Para Johnson, Churchill no solo encarnó el “espíritu de Gran Bretaña” durante la guerra donde según él se volvió la imagen viva de John Bull, ese personaje de caricatura creado a principios del siglo XVIII para personificar la posición británica frente a la Europa católica, sino que fue el emblema del carácter británico. Según Johnson, los atributos clave de este carácter serían el gran sentido del humor, la propensión a los excesos en la comida y la bebida, la excentricidad, una belicosidad ocasional, la irreverencia dentro de un respeto por la tradición y cierta propensión a los juegos de palabras. Las mitologías del carácter nacional nunca tienen mucho sentido más allá de las campañas políticas y en el contexto multicultural británico actual, esto parece totalmente absurdo. La imagen aristocrática y carnavalesca del carácter británico que propone Johnson parece venir directamente de alguna de esas fabulosas caricaturas de Gillray, Rowlandson o Cruikshank de finales del siglo XVIII y del período de la regencia. Es muy distinta de la definición del carácter inglés que propuso el novelista E.M. Forster en un famoso ensayo de los años 20, donde observó que este era un asunto de clase media, de hombres grisáceos y taciturnos, “que actúan rápido pero sienten despacio”.
Esta personificación del carácter británico se parece sospechosamente a un político rubio, robusto, de aspecto desgarbado, de lenguaje florido, divertido a ratos y proclive a la autoparodia. ¿Adivina quién?

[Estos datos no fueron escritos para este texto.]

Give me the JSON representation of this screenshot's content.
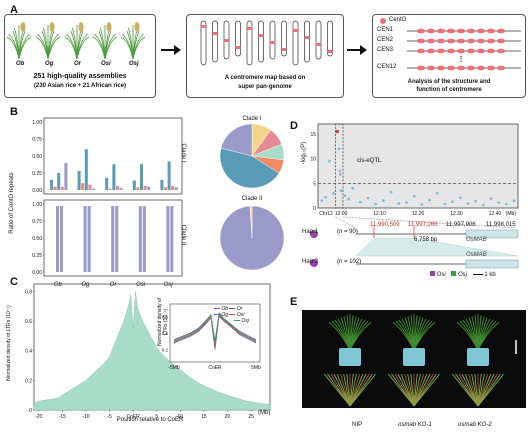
{
  "colors": {
    "teal": "#5a9bb8",
    "lav": "#9a9ac8",
    "orange": "#f08a66",
    "pink": "#e68a96",
    "green": "#a8dcc8",
    "gray": "#d8d8d8",
    "red": "#e04040",
    "darkred": "#c83232",
    "cen_dot": "#e8737a",
    "osi": "#9b3fb0",
    "osj": "#3d9a4a"
  },
  "panelA": {
    "label": "A",
    "species": [
      "Ob",
      "Og",
      "Or",
      "Osi",
      "Osj"
    ],
    "box1_line1": "251 high-quality assemblies",
    "box1_line2": "(230 Asian rice + 21 African rice)",
    "box2_line1": "A centromere map based on",
    "box2_line2": "super pan-genome",
    "legend": "CentO",
    "cen_labels": [
      "CEN1",
      "CEN2",
      "CEN3",
      "CEN12"
    ],
    "box3_line1": "Analysis of the structure and",
    "box3_line2": "function of centromere"
  },
  "panelB": {
    "label": "B",
    "ylabel": "Ratio of CentO repeats",
    "clade1": "Clade I",
    "clade2": "Clade II",
    "yticks_top": [
      "1.00",
      "0.75",
      "0.50",
      "0.25",
      "0.00"
    ],
    "yticks_bot": [
      "1.00",
      "0.75",
      "0.50",
      "0.25",
      "0.00"
    ],
    "xlabels": [
      "Ob",
      "Og",
      "Or",
      "Osi",
      "Osj"
    ]
  },
  "panelC": {
    "label": "C",
    "ylabel": "Normalized density of LTRs (10⁻¹)",
    "xlabel": "Position relative to CoER",
    "xunit": "(Mb)",
    "yticks": [
      "0.8",
      "0.6",
      "0.4",
      "0.2",
      "0"
    ],
    "xticks": [
      "-20",
      "-15",
      "-10",
      "-5",
      "CoER",
      "5",
      "10",
      "15",
      "20",
      "25"
    ],
    "inset_ylabel": "Normalized density of LTRs (10⁻¹)",
    "inset_yticks": [
      "0.6",
      "0.4",
      "0.2"
    ],
    "inset_xticks": [
      "-5Mb",
      "CoER",
      "5Mb"
    ],
    "inset_legend": [
      "Ob",
      "Og",
      "Or",
      "Osi",
      "Osj"
    ]
  },
  "panelD": {
    "label": "D",
    "ylabel": "-log₁₀(P)",
    "yticks": [
      "15",
      "10",
      "5",
      "0"
    ],
    "xticks": [
      "Chr12",
      "12.00",
      "12.10",
      "12.20",
      "12.30",
      "12.40"
    ],
    "xunit": "(Mb)",
    "qtl": "cis-eQTL",
    "hap1": "Hap.1",
    "hap1_n": "(n = 90)",
    "hap2": "Hap.2",
    "hap2_n": "(n = 102)",
    "pos1": "11,990,509",
    "pos2": "11,997,266",
    "pos3": "11,997,906",
    "pos4": "11,998,015",
    "bp": "6,758 bp",
    "gene": "OsMAB",
    "legend_osi": "Osi",
    "legend_osj": "Osj",
    "scale": "1 kb"
  },
  "panelE": {
    "label": "E",
    "captions": [
      "NIP",
      "osmab KO-1",
      "osmab KO-2"
    ]
  },
  "chart_data": [
    {
      "type": "bar",
      "title": "Clade I",
      "categories": [
        "Ob",
        "Og",
        "Or",
        "Osi",
        "Osj"
      ],
      "ylim": [
        0,
        1
      ],
      "series": [
        {
          "values": [
            0.15,
            0.28,
            0.18,
            0.14,
            0.15
          ]
        },
        {
          "values": [
            0.05,
            0.1,
            0.02,
            0.04,
            0.04
          ]
        },
        {
          "values": [
            0.25,
            0.6,
            0.38,
            0.38,
            0.42
          ]
        },
        {
          "values": [
            0.05,
            0.08,
            0.06,
            0.06,
            0.06
          ]
        },
        {
          "values": [
            0.4,
            0.02,
            0.03,
            0.05,
            0.04
          ]
        }
      ]
    },
    {
      "type": "bar",
      "title": "Clade II",
      "categories": [
        "Ob",
        "Og",
        "Or",
        "Osi",
        "Osj"
      ],
      "ylim": [
        0,
        1
      ],
      "series": [
        {
          "values": [
            0.97,
            0.97,
            0.97,
            0.97,
            0.97
          ]
        }
      ]
    },
    {
      "type": "pie",
      "title": "Clade I",
      "values": [
        10,
        9,
        8,
        7,
        45,
        21
      ]
    },
    {
      "type": "pie",
      "title": "Clade II",
      "values": [
        99,
        1
      ]
    },
    {
      "type": "area",
      "title": "",
      "xlabel": "Position relative to CoER",
      "ylabel": "Normalized density of LTRs (10⁻¹)",
      "xlim": [
        -21,
        29
      ],
      "ylim": [
        0,
        0.85
      ],
      "x": [
        -21,
        -20,
        -18,
        -16,
        -14,
        -12,
        -10,
        -8,
        -6,
        -5,
        -4,
        -3,
        -2,
        -1,
        -0.5,
        0,
        0.5,
        1,
        2,
        3,
        4,
        5,
        6,
        8,
        10,
        12,
        14,
        16,
        18,
        20,
        22,
        24,
        26,
        28,
        29
      ],
      "y": [
        0.04,
        0.06,
        0.07,
        0.08,
        0.12,
        0.16,
        0.2,
        0.26,
        0.32,
        0.36,
        0.44,
        0.52,
        0.6,
        0.7,
        0.78,
        0.55,
        0.8,
        0.68,
        0.6,
        0.54,
        0.48,
        0.42,
        0.38,
        0.32,
        0.27,
        0.22,
        0.18,
        0.15,
        0.12,
        0.1,
        0.08,
        0.06,
        0.05,
        0.04,
        0.04
      ]
    },
    {
      "type": "line",
      "title": "",
      "xlim": [
        -5,
        5
      ],
      "ylim": [
        0.1,
        0.7
      ],
      "x": [
        -5,
        -4,
        -3,
        -2,
        -1,
        -0.5,
        0,
        0.5,
        1,
        2,
        3,
        4,
        5
      ],
      "series": [
        {
          "name": "Ob",
          "values": [
            0.3,
            0.34,
            0.38,
            0.44,
            0.54,
            0.6,
            0.25,
            0.62,
            0.56,
            0.48,
            0.4,
            0.35,
            0.3
          ]
        },
        {
          "name": "Og",
          "values": [
            0.28,
            0.32,
            0.36,
            0.42,
            0.52,
            0.58,
            0.2,
            0.6,
            0.55,
            0.47,
            0.38,
            0.33,
            0.28
          ]
        },
        {
          "name": "Or",
          "values": [
            0.32,
            0.36,
            0.4,
            0.46,
            0.56,
            0.62,
            0.3,
            0.64,
            0.58,
            0.5,
            0.42,
            0.37,
            0.32
          ]
        },
        {
          "name": "Osi",
          "values": [
            0.29,
            0.33,
            0.37,
            0.43,
            0.53,
            0.6,
            0.22,
            0.61,
            0.55,
            0.47,
            0.39,
            0.34,
            0.29
          ]
        },
        {
          "name": "Osj",
          "values": [
            0.31,
            0.35,
            0.39,
            0.45,
            0.55,
            0.61,
            0.27,
            0.63,
            0.57,
            0.49,
            0.41,
            0.36,
            0.31
          ]
        }
      ]
    },
    {
      "type": "scatter",
      "title": "",
      "ylabel": "-log₁₀(P)",
      "xlim": [
        11.94,
        12.46
      ],
      "ylim": [
        0,
        17
      ],
      "threshold": 5,
      "x": [
        11.95,
        11.96,
        11.97,
        11.98,
        11.99,
        11.995,
        11.997,
        11.998,
        12.0,
        12.01,
        12.02,
        12.03,
        12.05,
        12.07,
        12.09,
        12.11,
        12.13,
        12.15,
        12.17,
        12.19,
        12.21,
        12.23,
        12.25,
        12.27,
        12.29,
        12.31,
        12.33,
        12.35,
        12.37,
        12.39,
        12.41,
        12.43,
        12.45
      ],
      "y": [
        1.5,
        2.2,
        9.5,
        3.0,
        15.5,
        12.0,
        7.5,
        6.8,
        3.5,
        2.5,
        1.8,
        4.0,
        1.2,
        2.0,
        0.8,
        1.5,
        3.2,
        0.9,
        1.1,
        2.4,
        0.7,
        1.6,
        3.0,
        0.8,
        1.3,
        2.1,
        0.9,
        1.4,
        0.6,
        1.9,
        1.1,
        0.8,
        1.5
      ]
    }
  ]
}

Cuando Johnson nos dice que Churchill “fue toda su vida un showman, extravertido, teatrero, cómico”, queda perfectamente claro que el retrato que está haciendo de Churchill es una manera de contemplarse a sí mismo y proyectarse ante el público de manera indulgente, y convencerlo de que su personalidad y lo que muchos consideran sus defectos, son los rasgos esenciales del carácter británico. Al elogiar la excentricidad de Churchill, su humor, su individualismo desenfrenado y todos sus excesos oblicuamente, se exalta a sí mismo como el líder natural de una nación. Nos queda claro cuál es para Boris Johnson la manera correcta de recordar al héroe: sacarse una selfie.